Неподалёку, метрах в ста от парохода, стояло другое судно — гораздо больше размерами, грузное, с высоченными чёрными, круто заваленными бортами, чрезвычайно похожее на огромную галошу, декорированную по прихоти какого-то чокнутого дизайнера тремя высоченными мачтами и короткой, сплющенной с боков трубой. Бока галоши прорезали прямоугольные отверстия, из которых, как и из бочкообразных выступов по обеим оконечностям корпуса, смотрели на окружающий мир кургузые пушечные стволы.Форштевень далеко выдавался вперёд, словно таран на древнегреческих и древнеримских триремах. Да это и есть таран, запоздало сообразил Роман, а само судно — не что иное, как броненосец. Такие строили, кажется, в конце позапрошлого, девятнадцатого века и снабжали, согласно тогдашней военно-морской моде, подобными опасными украшениями…

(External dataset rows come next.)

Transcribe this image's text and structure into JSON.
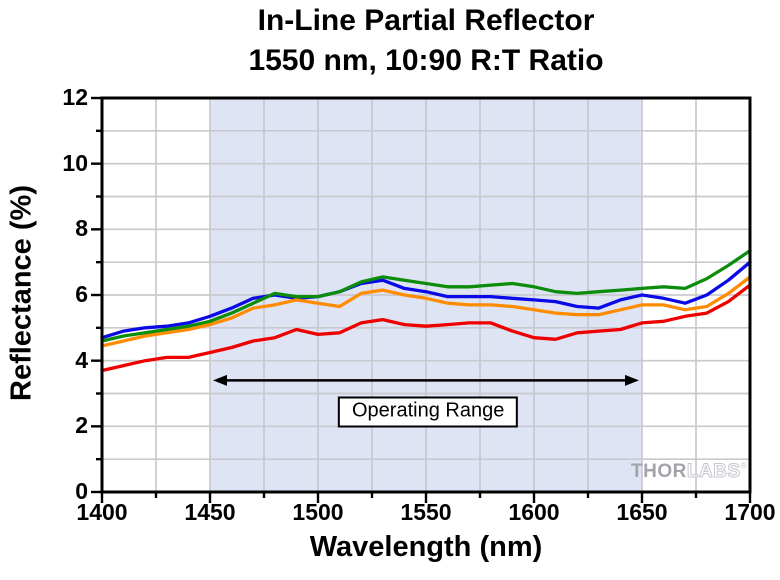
{
  "title": {
    "line1": "In-Line Partial Reflector",
    "line2": "1550 nm, 10:90 R:T Ratio"
  },
  "chart_data": {
    "type": "line",
    "title": "In-Line Partial Reflector",
    "subtitle": "1550 nm, 10:90 R:T Ratio",
    "xlabel": "Wavelength (nm)",
    "ylabel": "Reflectance (%)",
    "xlim": [
      1400,
      1700
    ],
    "ylim": [
      0,
      12
    ],
    "x_major_ticks": [
      1400,
      1450,
      1500,
      1550,
      1600,
      1650,
      1700
    ],
    "y_major_ticks": [
      0,
      2,
      4,
      6,
      8,
      10,
      12
    ],
    "x_minor_step": 25,
    "y_minor_step": 1,
    "grid": true,
    "grid_color": "#c9c9cf",
    "frame_color": "#000000",
    "legend": "none",
    "operating_band": {
      "label": "Operating Range",
      "x_start": 1450,
      "x_end": 1650,
      "fill": "#dee4f4",
      "arrow_y": 3.4,
      "label_center_x": 1551,
      "label_center_y": 2.45,
      "arrow_color": "#000000"
    },
    "x": [
      1400,
      1410,
      1420,
      1430,
      1440,
      1450,
      1460,
      1470,
      1480,
      1490,
      1500,
      1510,
      1520,
      1530,
      1540,
      1550,
      1560,
      1570,
      1580,
      1590,
      1600,
      1610,
      1620,
      1630,
      1640,
      1650,
      1660,
      1670,
      1680,
      1690,
      1700
    ],
    "series": [
      {
        "name": "trace-red",
        "color": "#ee0000",
        "values": [
          3.7,
          3.85,
          4.0,
          4.1,
          4.1,
          4.25,
          4.4,
          4.6,
          4.7,
          4.95,
          4.8,
          4.85,
          5.15,
          5.25,
          5.1,
          5.05,
          5.1,
          5.15,
          5.15,
          4.9,
          4.7,
          4.65,
          4.85,
          4.9,
          4.95,
          5.15,
          5.2,
          5.35,
          5.45,
          5.8,
          6.3
        ]
      },
      {
        "name": "trace-blue",
        "color": "#0a0ae6",
        "values": [
          4.7,
          4.9,
          5.0,
          5.05,
          5.15,
          5.35,
          5.6,
          5.9,
          6.0,
          5.9,
          5.95,
          6.1,
          6.35,
          6.45,
          6.2,
          6.1,
          5.95,
          5.95,
          5.95,
          5.9,
          5.85,
          5.8,
          5.65,
          5.6,
          5.85,
          6.0,
          5.9,
          5.75,
          6.0,
          6.45,
          7.0
        ]
      },
      {
        "name": "trace-orange",
        "color": "#ff8c00",
        "values": [
          4.45,
          4.6,
          4.75,
          4.85,
          4.95,
          5.1,
          5.3,
          5.6,
          5.7,
          5.85,
          5.75,
          5.65,
          6.05,
          6.15,
          6.0,
          5.9,
          5.75,
          5.7,
          5.7,
          5.65,
          5.55,
          5.45,
          5.4,
          5.4,
          5.55,
          5.7,
          5.7,
          5.55,
          5.65,
          6.05,
          6.55
        ]
      },
      {
        "name": "trace-green",
        "color": "#0b8d0b",
        "values": [
          4.6,
          4.75,
          4.85,
          4.95,
          5.05,
          5.2,
          5.45,
          5.75,
          6.05,
          5.95,
          5.95,
          6.1,
          6.4,
          6.55,
          6.45,
          6.35,
          6.25,
          6.25,
          6.3,
          6.35,
          6.25,
          6.1,
          6.05,
          6.1,
          6.15,
          6.2,
          6.25,
          6.2,
          6.5,
          6.9,
          7.35
        ]
      }
    ]
  },
  "watermark": {
    "brand_solid": "THOR",
    "brand_outline": "LABS",
    "registered_mark": "®"
  }
}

Он выбрался из-под лебёдки и сделал попытку подняться на ноги. Вышло только с третьего раза — колени дрожали, помятый бок отзывался тупой болью на каждое движение, палуба перед глазами раскачивалась, плыла. Он кое-как доковылял до леера и принялся осматриваться. Над броненосцем, над лесом мачт, над незнакомым городом, с голубых, по-средиземноморски бездонных небес сияло солнце, вились, издавая надрывные детские крики, чайки, пестрели на водной глади белые, бурые, жёлтые лоскуты парусов вперемешку со скорлупками гребных лодок. Над берегом, над крышами, на фоне острого шпиля то ли собора, то ратуши, вырисовывались в дымке горы, пологие, сплошь поросшие лесом горы. С противоположной стороны бухту — даже не бухту, а широкий залив — ограничивал мыс. На самом его конце, на вершине серого, нависающего над водой утёса смотрела в небо белая башня маяка — и Роман сразу, с первого взгляда понял… нет, не понял, а каким-то шестым (седьмым, восьмым?) чувством ощутил, что этот маяк и есть центр, средоточие этого незнакомого, удивительного, но, несомненно, реального мира.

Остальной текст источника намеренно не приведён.